Supporters of school choice believe that school vouchers will provide students with access to a better education and allow parents to choose the school’s they deem most fitting for their children. They also believe that the increased competition will increase the quality of education at public schools.
Opponents of the bill argue that vouchers only benefit the wealthy who already send their children to private school. They argue that low-income students still might not be able to afford private school tuition, which sits at an average of $9,000 statewide. Meanwhile, public schools, which are funded based on enrollment, would see a decline in funding commensurate with lower enrollment, which would further diminish the quality of education in public schools. In addition, budget cuts at public schools could have far-reaching implications, especially for rural areas where the schools are the largest employers. “School vouchers hurt Texas public schools because they direct funding away from an already critically underfunded system,” the Texas PTA states on its website.

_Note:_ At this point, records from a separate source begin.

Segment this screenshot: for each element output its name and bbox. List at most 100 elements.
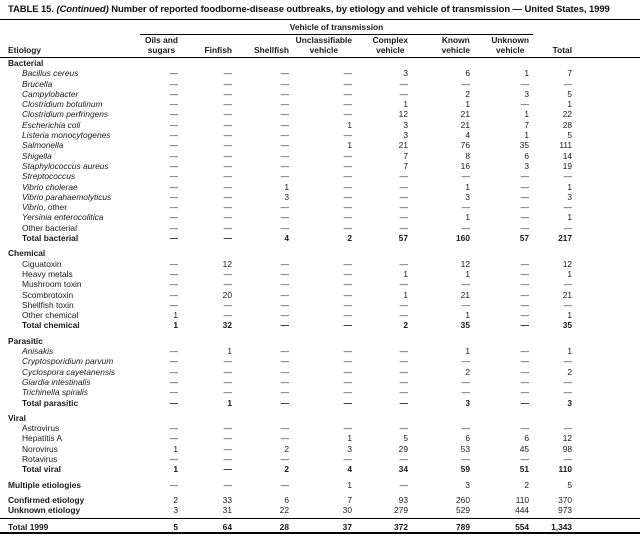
- value-cell: —: [399, 479, 408, 490]
- value-cell: —: [520, 346, 530, 357]
- filler-cell: [576, 464, 640, 474]
- value-cell: —: [520, 299, 530, 310]
- filler-cell: [576, 479, 640, 489]
- value-cell: 21: [460, 289, 470, 300]
- table-row: Giardia intestinalis — — — — — — — —: [0, 377, 640, 387]
- value-cell: —: [169, 268, 178, 279]
- value-cell: —: [223, 376, 232, 387]
- value-cell: —: [169, 433, 178, 444]
- etiology-label: Listeria monocytogenes: [22, 130, 111, 141]
- filler-cell: [576, 310, 640, 320]
- value-cell: —: [461, 279, 470, 290]
- value-cell: 3: [465, 479, 470, 490]
- value-cell: —: [343, 191, 352, 202]
- value-cell: —: [223, 212, 232, 223]
- table-row: Norovirus 1 — 2 3 29 53 45 98: [0, 444, 640, 454]
- value-cell: —: [343, 397, 352, 408]
- value-cell: —: [280, 479, 289, 490]
- etiology-label: Clostridium perfringens: [22, 109, 109, 120]
- value-cell: —: [343, 181, 352, 192]
- filler-cell: [576, 377, 640, 387]
- value-cell: —: [169, 356, 178, 367]
- table-title-continued: (Continued): [56, 4, 109, 15]
- value-cell: 1: [465, 99, 470, 110]
- value-cell: —: [563, 453, 573, 464]
- table-row: Anisakis — 1 — — — 1 — 1: [0, 346, 640, 356]
- value-cell: —: [169, 78, 178, 89]
- table-row: Salmonella — — — 1 21 76 35 111: [0, 140, 640, 150]
- value-cell: —: [223, 479, 232, 490]
- etiology-label: Trichinella spiralis: [22, 387, 88, 398]
- value-cell: —: [223, 88, 232, 99]
- etiology-label: Other bacterial: [22, 222, 77, 233]
- value-cell: —: [223, 268, 232, 279]
- col-header-oils-and-sugars: Oils and sugars: [140, 34, 182, 58]
- value-cell: 16: [460, 160, 470, 171]
- filler-cell: [576, 161, 640, 171]
- value-cell: —: [461, 376, 470, 387]
- value-cell: —: [520, 376, 530, 387]
- etiology-label: Salmonella: [22, 140, 64, 151]
- value-cell: 111: [559, 140, 573, 151]
- value-cell: —: [280, 258, 289, 269]
- table-row: Total parasitic — 1 — — — 3 — 3: [0, 397, 640, 408]
- value-cell: —: [399, 191, 408, 202]
- value-cell: 2: [465, 88, 470, 99]
- value-cell: —: [399, 376, 408, 387]
- value-cell: 1: [465, 181, 470, 192]
- table-row: Staphylococcus aureus — — — — 7 16 3 19: [0, 161, 640, 171]
- filler-cell: [576, 212, 640, 222]
- value-cell: —: [343, 310, 352, 321]
- value-cell: —: [280, 222, 289, 233]
- value-cell: 1: [173, 320, 178, 331]
- etiology-label: Heavy metals: [22, 268, 73, 279]
- value-cell: —: [280, 376, 289, 387]
- col-header-label: Unclassifiable vehicle: [295, 34, 352, 55]
- value-cell: —: [169, 191, 178, 202]
- table-row: Clostridium perfringens — — — — 12 21 1 22: [0, 109, 640, 119]
- value-cell: 370: [558, 494, 573, 505]
- value-cell: —: [169, 212, 178, 223]
- spanner-spacer: [533, 22, 640, 35]
- filler-cell: [576, 320, 640, 330]
- value-cell: —: [461, 453, 470, 464]
- value-cell: 1: [403, 268, 408, 279]
- value-cell: 1,343: [533, 518, 577, 535]
- value-cell: —: [399, 222, 408, 233]
- value-cell: 93: [398, 494, 408, 505]
- etiology-label: Vibrio, other: [22, 202, 68, 213]
- value-cell: 1: [173, 310, 178, 321]
- value-cell: —: [169, 119, 178, 130]
- value-cell: —: [343, 376, 352, 387]
- etiology-label: Giardia intestinalis: [22, 376, 91, 387]
- value-cell: 3: [524, 88, 530, 99]
- table-row: Total bacterial — — 4 2 57 160 57 217: [0, 233, 640, 243]
- value-cell: 1: [284, 181, 289, 192]
- value-cell: —: [399, 423, 408, 434]
- etiology-label: Chemical: [8, 248, 46, 259]
- value-cell: 51: [519, 464, 530, 475]
- value-cell: 1: [567, 346, 573, 357]
- table-row: Streptococcus — — — — — — — —: [0, 171, 640, 181]
- value-cell: 3: [465, 191, 470, 202]
- value-cell: 2: [284, 464, 289, 475]
- value-cell: —: [169, 181, 178, 192]
- value-cell: 21: [460, 109, 470, 120]
- value-cell: —: [280, 88, 289, 99]
- value-cell: —: [280, 423, 289, 434]
- value-cell: 1: [465, 310, 470, 321]
- value-cell: 5: [403, 433, 408, 444]
- value-cell: —: [520, 212, 530, 223]
- value-cell: —: [169, 99, 178, 110]
- value-cell: —: [343, 258, 352, 269]
- value-cell: —: [280, 320, 289, 331]
- table-row: Hepatitis A — — — 1 5 6 6 12: [0, 433, 640, 443]
- value-cell: —: [343, 130, 352, 141]
- table-row: Heavy metals — — — — 1 1 — 1: [0, 269, 640, 279]
- value-cell: —: [520, 99, 530, 110]
- value-cell: 1: [524, 109, 530, 120]
- filler-cell: [576, 495, 640, 505]
- value-cell: —: [223, 356, 232, 367]
- etiology-label: Shellfish toxin: [22, 299, 74, 310]
- section-header-row: Chemical: [0, 248, 640, 258]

In an interview with the Austin Chronicle, Superintendent Christie Whitbeck, in Fort Bend ISD pointed out that the education system already offers multiple options. “It just sounds good to say that a parent should have choice,” she said. “Well, yes they should, and they already do. Because we have charters everywhere, actually on top of public schools and on top of each other. … But when you add this extra dimension into it, I think our concern … is that you dilute the pool of educational funding, and that pool is what we use to provide all the choices that we give.”

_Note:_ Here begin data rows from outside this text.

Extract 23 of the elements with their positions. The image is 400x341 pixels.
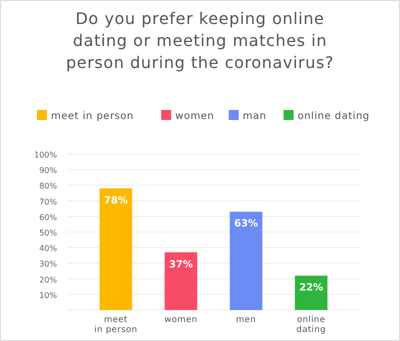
x-tick-label: men [236, 315, 256, 325]
legend-label: online dating [298, 111, 370, 122]
legend-label: man [242, 111, 266, 122]
data-label: 78% [104, 195, 128, 206]
x-tick-label: online dating [296, 315, 326, 335]
y-tick-label: 90% [39, 166, 58, 176]
y-tick-label: 30% [39, 260, 58, 269]
y-tick-label: 40% [39, 244, 58, 254]
y-tick-label: 70% [39, 197, 58, 206]
y-tick-label: 80% [39, 182, 58, 191]
x-tick-label: women [164, 315, 198, 325]
y-tick-label: 20% [39, 275, 58, 284]
legend-label: women [175, 111, 214, 122]
y-tick-label: 100% [34, 150, 58, 160]
data-label: 22% [299, 282, 324, 294]
chart-title: Do you prefer keeping online dating or meeting matches in person during the coronavirus? [66, 9, 334, 72]
data-label: 37% [168, 259, 193, 270]
legend-label: meet in person [51, 111, 134, 122]
y-tick-label: 10% [39, 290, 58, 300]
y-tick-label: 50% [39, 228, 58, 238]
x-tick-label: meet in person [94, 315, 138, 335]
data-label: 63% [234, 218, 258, 230]
y-tick-label: 60% [39, 212, 58, 222]
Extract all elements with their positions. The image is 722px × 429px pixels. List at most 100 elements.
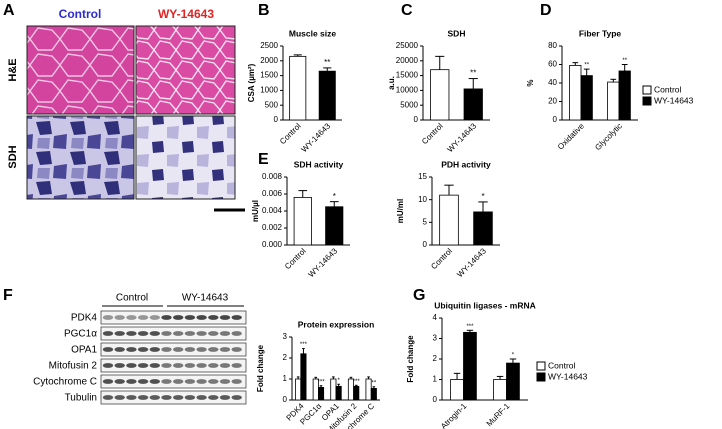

Studies have been cited that support both sides of the argument. A study in Florida that showed that public schools’ test scores improved after they were forced to compete for students. Other studies, conducted by Harvard, showed that school choice programs “deepen educational inequality and fail to yield consistent learning gains.”

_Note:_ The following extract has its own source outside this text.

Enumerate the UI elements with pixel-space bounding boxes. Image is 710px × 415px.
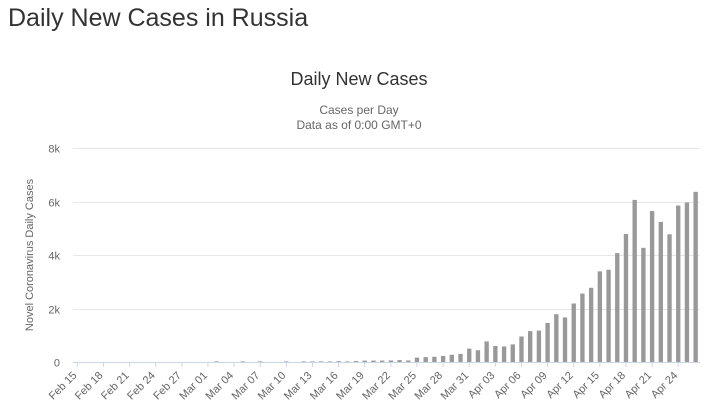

One thing is certain, the bill would be a huge boon to religious families, whose decisions to send their children to religious private schools are guided more by religious beliefs than economic ability.
Basya Benshushan, Creative Director of American Fortune Cookie, a boutique marketing agency specializing in branding, government relations and public affairs, with multiple clients in the Texas Legislature and the U.S. Congress, and.a long-time advocate of school choice in Texas, is optimistic about the prospects. “I couldn’t be more thrilled to see school choice as a top priority issue in the Texas legislature this session. For far too long, the school system has operated as a one size fits all solution limiting creativity and growth. School choice is the only solution that puts students first. Empowering parents with the resources needed to educate their children as they see fit opens a world of opportunity for every community!”
The ESAs would be funded by taxpayer money and private donations. The bill calls for up to $200 million in tax credits to be awarded to corporations that donate to this initiative.
SB 176 still has a long way to go. It was filed in November, and now needs to be reviewed by a Senate committee, and then voted on. If it passes the Senate, the same process is repeated in the House, after which the bill is sent to the Governor to be signed into law. If passed, the bill will take effect on January 1, 2024, which would impact the 2024-2025 school year.
Other emergency bill items mentioned by the governor in his State of the State address included lowering property taxes, ending COVID mandates forever, increasing border security, addressing the fentanyl crisis, and increasing the maximum sentence for illegal possession of a weapon.